Overall, the results indicate that perinates were treated similarly to postneonates and young children and likely had comparable personhood. The exclusion of perinates from the burial mound, if not related to preservation or sample size, may indicate that even though they were viewed as persons, they maintained an identity distinct from older infants and young children. This may underscore how personhood is a negotiated and continual process, rather than a onetime ascription. As children age, their personhood becomes more firmly established, and additional identities related to gender, kin group, etc., are added. This may be reflected in the wider variety of funeral objects found with postneonates and young children. Another possibility is that perinatal remains were strongly associated with their mothers as, indeed, they were either in utero at the time of their death or died shortly after being born. This association may have meant that perinates were to be buried where mothers (whether their mothers had died or not) and women in general were interred: in the residences.

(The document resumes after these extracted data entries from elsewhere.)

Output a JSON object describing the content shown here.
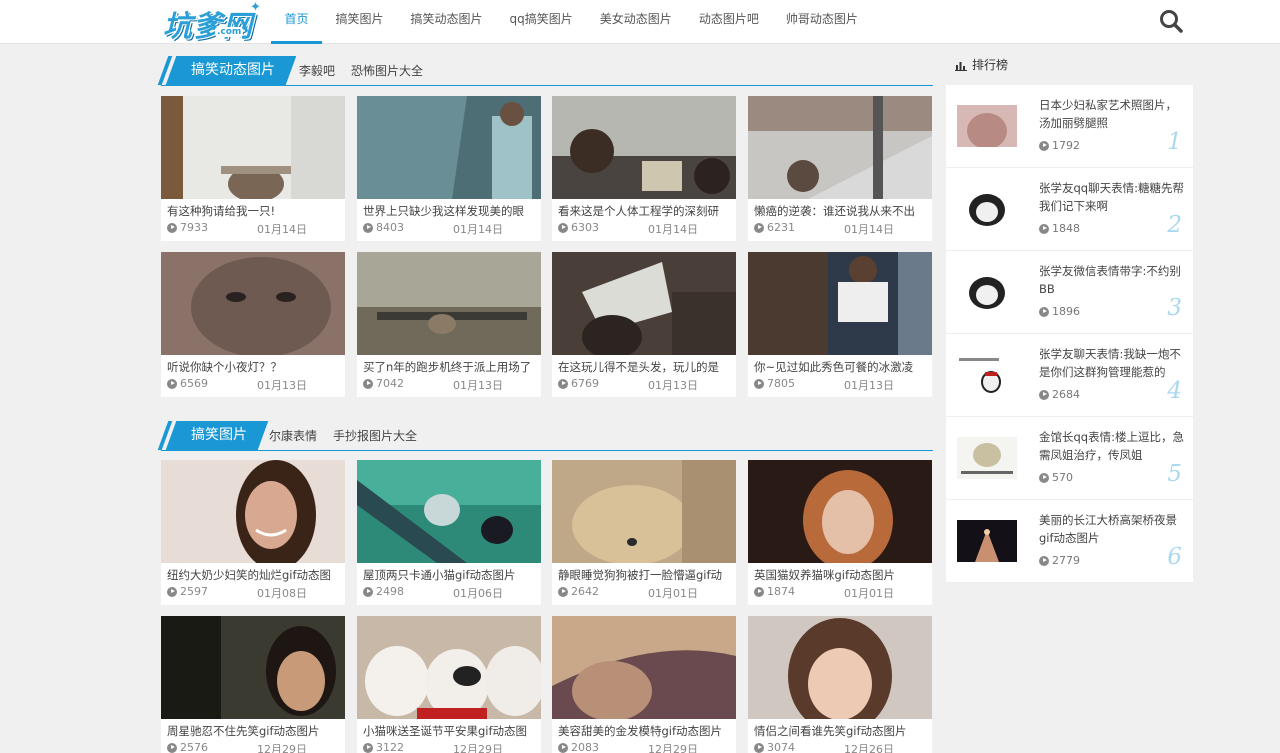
{
  "logo": {
    "text": "坑爹网",
    "sub": ".com"
  },
  "nav": [
    "首页",
    "搞笑图片",
    "搞笑动态图片",
    "qq搞笑图片",
    "美女动态图片",
    "动态图片吧",
    "帅哥动态图片"
  ],
  "sections": [
    {
      "title": "搞笑动态图片",
      "links": [
        "李毅吧",
        "恐怖图片大全"
      ],
      "cards": [
        {
          "title": "有这种狗请给我一只!",
          "views": "7933",
          "date": "01月14日"
        },
        {
          "title": "世界上只缺少我这样发现美的眼",
          "views": "8403",
          "date": "01月14日"
        },
        {
          "title": "看来这是个人体工程学的深刻研",
          "views": "6303",
          "date": "01月14日"
        },
        {
          "title": "懒癌的逆袭：谁还说我从来不出",
          "views": "6231",
          "date": "01月14日"
        },
        {
          "title": "听说你缺个小夜灯？？",
          "views": "6569",
          "date": "01月13日"
        },
        {
          "title": "买了n年的跑步机终于派上用场了",
          "views": "7042",
          "date": "01月13日"
        },
        {
          "title": "在这玩儿得不是头发，玩儿的是",
          "views": "6769",
          "date": "01月13日"
        },
        {
          "title": "你~见过如此秀色可餐的冰激凌",
          "views": "7805",
          "date": "01月13日"
        }
      ]
    },
    {
      "title": "搞笑图片",
      "links": [
        "尔康表情",
        "手抄报图片大全"
      ],
      "cards": [
        {
          "title": "纽约大奶少妇笑的灿烂gif动态图",
          "views": "2597",
          "date": "01月08日"
        },
        {
          "title": "屋顶两只卡通小猫gif动态图片",
          "views": "2498",
          "date": "01月06日"
        },
        {
          "title": "静眼睡觉狗狗被打一脸懵逼gif动",
          "views": "2642",
          "date": "01月01日"
        },
        {
          "title": "英国猫奴养猫咪gif动态图片",
          "views": "1874",
          "date": "01月01日"
        },
        {
          "title": "周星驰忍不住先笑gif动态图片",
          "views": "2576",
          "date": "12月29日"
        },
        {
          "title": "小猫咪送圣诞节平安果gif动态图",
          "views": "3122",
          "date": "12月29日"
        },
        {
          "title": "美容甜美的金发模特gif动态图片",
          "views": "2083",
          "date": "12月29日"
        },
        {
          "title": "情侣之间看谁先笑gif动态图片",
          "views": "3074",
          "date": "12月26日"
        }
      ]
    }
  ],
  "sidebar": {
    "title": "排行榜",
    "items": [
      {
        "text": "日本少妇私家艺术照图片，汤加丽劈腿照",
        "views": "1792",
        "num": "1"
      },
      {
        "text": "张学友qq聊天表情:糖糖先帮我们记下来啊",
        "views": "1848",
        "num": "2"
      },
      {
        "text": "张学友微信表情带字:不约别BB",
        "views": "1896",
        "num": "3"
      },
      {
        "text": "张学友聊天表情:我缺一炮不是你们这群狗管理能惹的",
        "views": "2684",
        "num": "4"
      },
      {
        "text": "金馆长qq表情:楼上逗比，急需凤姐治疗，传凤姐",
        "views": "570",
        "num": "5"
      },
      {
        "text": "美丽的长江大桥高架桥夜景gif动态图片",
        "views": "2779",
        "num": "6"
      }
    ]
  },
  "colors": {
    "accent": "#1a98d5",
    "rank_num": "#a9d8ef",
    "background": "#f0f0f0"
  },
  "icons": {
    "search": "search-icon",
    "view": "play-circle-icon",
    "rank": "bar-chart-icon"
  }
}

As with the Polish example , whether the perinatal burials represent stillbirths or live births remains undetermined. As a result, it is possible that the perinates at Dallas include both stillbirths and live births or only one category (presumably live births over stillbirths). Further research is needed to determine whether there may have been some variation in beliefs of personhood based on surviving birth.

Conclusion

The examples discussed here, drawn from ethnographic field research and from bioarchaeological studies, collectively illustrate how anthropology can contribute to the field of reproductive bioethics. These studies demonstrate that fetal personhood, which is a fundamental issue in reproductive bioethics, is something that is negotiated and ascribed and is an ongoing process. Ascription of personhood to fetuses is not a given and is time- and culture-specific. Cultural anthropology has an important role to play in providing insight to issues in reproductive bioethics, which has been noted by several scholars (Marshall 1992; Muller 1994; Turner 1998; Kleinman 1999; Nelson 2000; Hedgecoe 2004). Ethnography, in particular, offers broad cross-cultural comparisons that are essential for medical professionals as well as law and policy makers who interact with and represent an increasingly multicultural population. Bioarchaeology has only recently begun to explore issues of identity in the past (Knudson and Stojanowski 2009), and minimal attention has been paid to issues of personhood to date. Despite this, bioarchaeology can contribute to these issues as illustrated here, as the human skeletal record and the mortuary treatment of human remains may reflect, at least in part, the social identity of the individuals, including their ontology. Bioarchaeology can provide historical and prehistorical context and comparison that may not have previously been considered and is also a source of cross-cultural examples. Together, cultural anthropology and bioarchaeology are situated to make significant contributions to reproductive bioethics, as the research and studies discussed here demonstrate.